Happiness versus contentment, what makes a good life?

Published 03 May 2016

Date: 3 May 2016

The popularity of finding happiness over contentment is the focus of a new book by the University of New England’s Dr Jordan McKenzie.

In his latest book, Deconstructing Happiness, Dr McKenzie from the School of Behavioural, Cognitive and Social Sciences looks at what ‘the good life’ means in terms of happiness.

“While happiness is a part of ‘the good life’, the prioritisation of happiness over contentment has left the latter in severe shortage and people’s relationship with the good life uncertain,” said Dr McKenzie.

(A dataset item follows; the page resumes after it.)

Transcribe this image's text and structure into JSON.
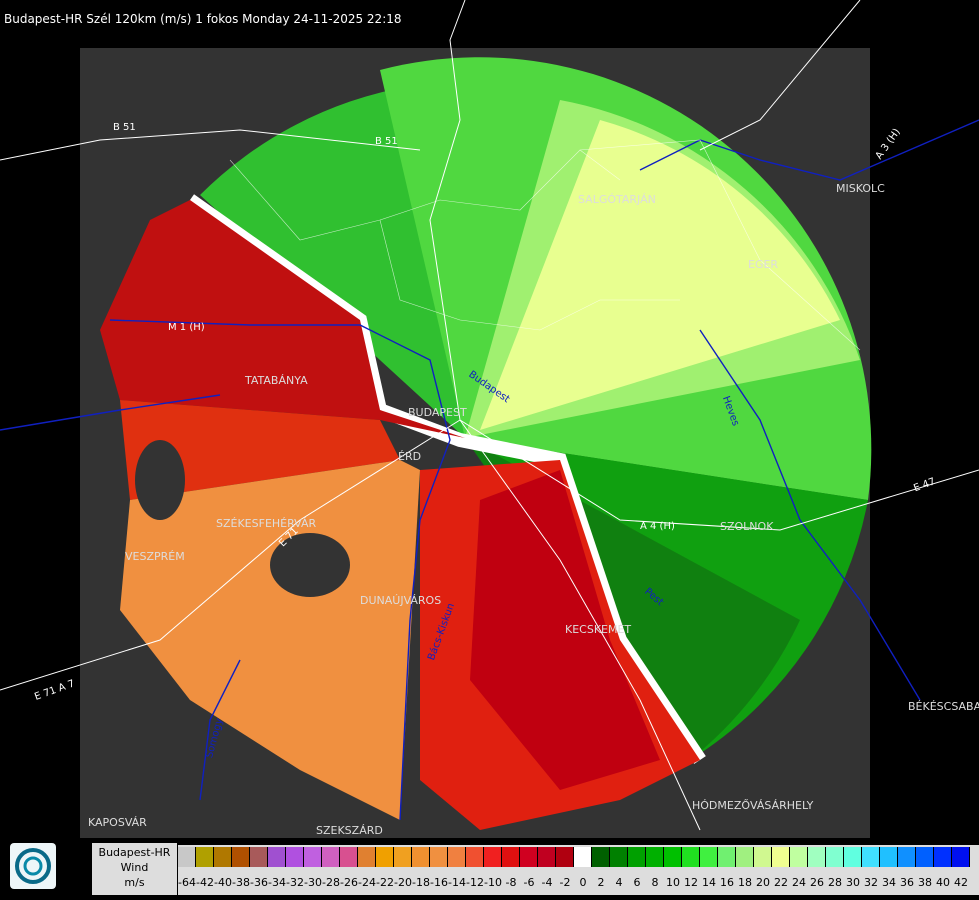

Dr McKenzie claims that modern societies have prioritised the short bursting, individualised happiness over the enduring, collective benefits of contentment.

“The analysis of happiness in modernity needs to do more than solve the mystery of finding happiness,” Dr McKenzie argues.

He argues that most contemporary happiness studies focus on attaining absolute happiness without much reflection on the relationships individuals have with society.

According to Dr McKenzie the understanding of happiness and its influences on contemporary life has been lost.

“In this book a distinction between happiness and contentment is emphasised, between the temporary and individualised forms of pleasure and the socially-mediated and cultivated forms of satisfaction.”

Dr McKenzie believes a more critical and social understanding of ‘the good life’ is needed to frame important discussions about the kind of society we would like to create.